There is probably not a military health care administrator alive who hasn't had a "Staff Assistance Visit" or worse yet, Inspector General visit.  They may be known by different names these days but what they basically are is administrative 'strip search' inspections by higher headquarters staff.  They (meaning a team of functional and management experts) come to take a close look at your programs and make suggestions on how to improve them...or so they say.  While that is mostly the truth, it also true that they will send you packing if you are not doing a good overall job.  

"Not a problem," a Medical Service Corps officer might say to him or her self; "I am doing fine."  But then, you can never be completely sure as you probably carry a half dozen or more hats including some you may not even be schooled in.  Then again, if you are the head administrator, you have four or more MSCs working for you and that drives the number of "hats" into the dozens so you don't know exactly how you are doing either.  Plus, that person inspecting you may have a totally different take on whether you are doing fine or not right?!
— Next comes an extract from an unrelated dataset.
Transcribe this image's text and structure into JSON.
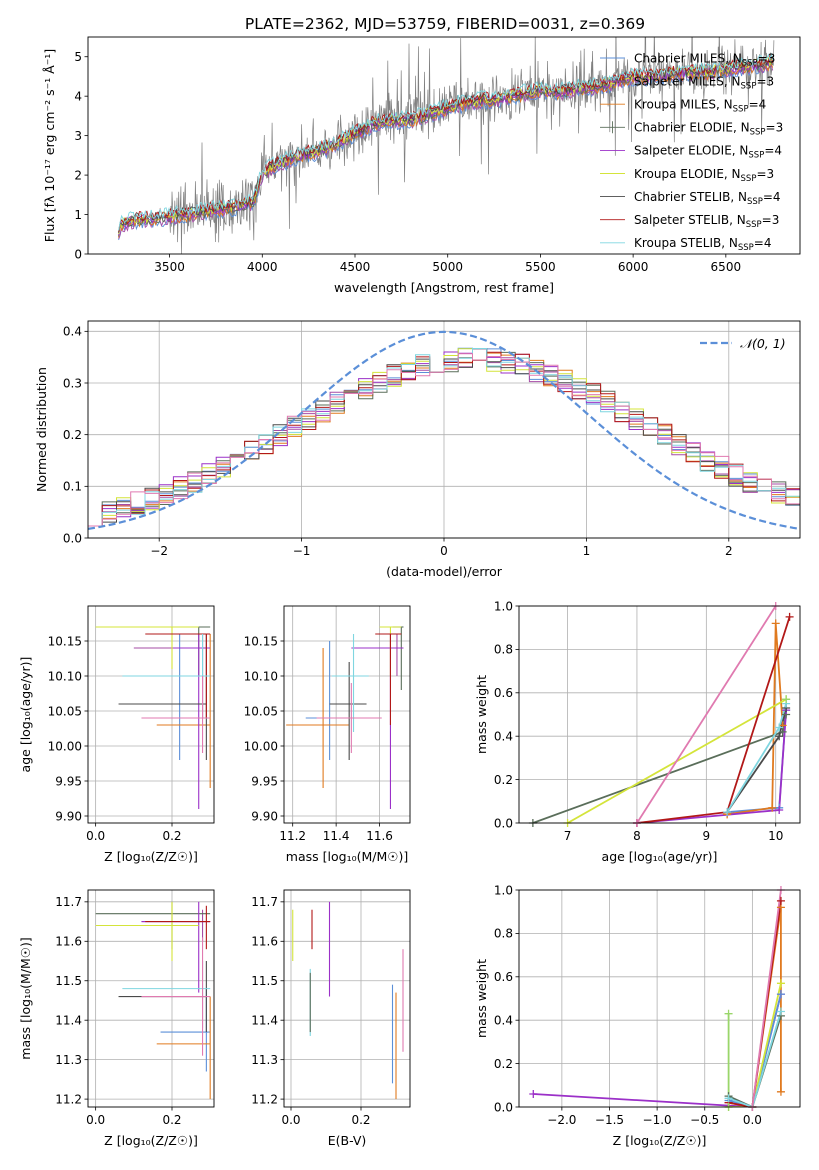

So there we were, in the mid-70's at Mountain Home.  A handful of MSC's and a couple hundred health care workers preparing for a Tactical Air Command Staff Assistance Visit headed by none other than the late (RIP) Colonel Emmett Thornell (the Alligator" as he was sometimes called).  Charlie Brown, then a Major, was our Administrator and we were mostly shavetail lieutenants trying to figure out how to do our jobs correctly.  Charlie was a "below the primary zone" administrative whiz who had a lot of written and verbal program advice for us and we were hauling a__ to get ready for the visit as a previous one with a different crew had not gone well.  As his nickname suggested, Colonel Thornell had a tough reputation. As a brown bar I'll confess that I (and maybe some of the others) was pretty intimidated.  

Lt. Charlie Brown
Viet Nam

The visit hit, we did well and I think everyone up to and including the wing commander breathed a sigh of relief.  Charlie set up our next objective for the following weekend...four of us, the "Riders of the Purple Sage" agreed to participate.  There were others invited but I suspect they didn't relish the idea of camping with us reprobates.  Charlie the hospital administrator, Jack Ohl the box kicker, Jerry Salsberry, technical box kicker and I, the resident bean counter headed out for Idaho's Strike Dam for the weekend.  Accompanying us were a recent model Winnebago RV (Charlie's), a Crestliner ski boat (mine), a bunch of easy-to-prepare food including some venison tenderloins and an abundance of beer. 

The trip was just for a day and night but "Oh, what an night" as the song goes.  We had a blast skiing that day and didn't hurt anyone including ourselves. That night we played music, sang at the top of our lungs, arm wrestled and laughed at anything that had the slightest resemblance to a joke.  Far into the night, as the four of us attempted to sleep, one or more would break out in laughter over a comment by another.  Quite a few times, we would begin laughing with absolutely no prompt.  I had never laughed so hard or so often in my life until then and have not laughed like that since...not even for my own subsequent IG and Staff Assistance visits when it was my turn to serve as hospital administrator.

You've "been there and done that" haven't you!? Great memories eh?!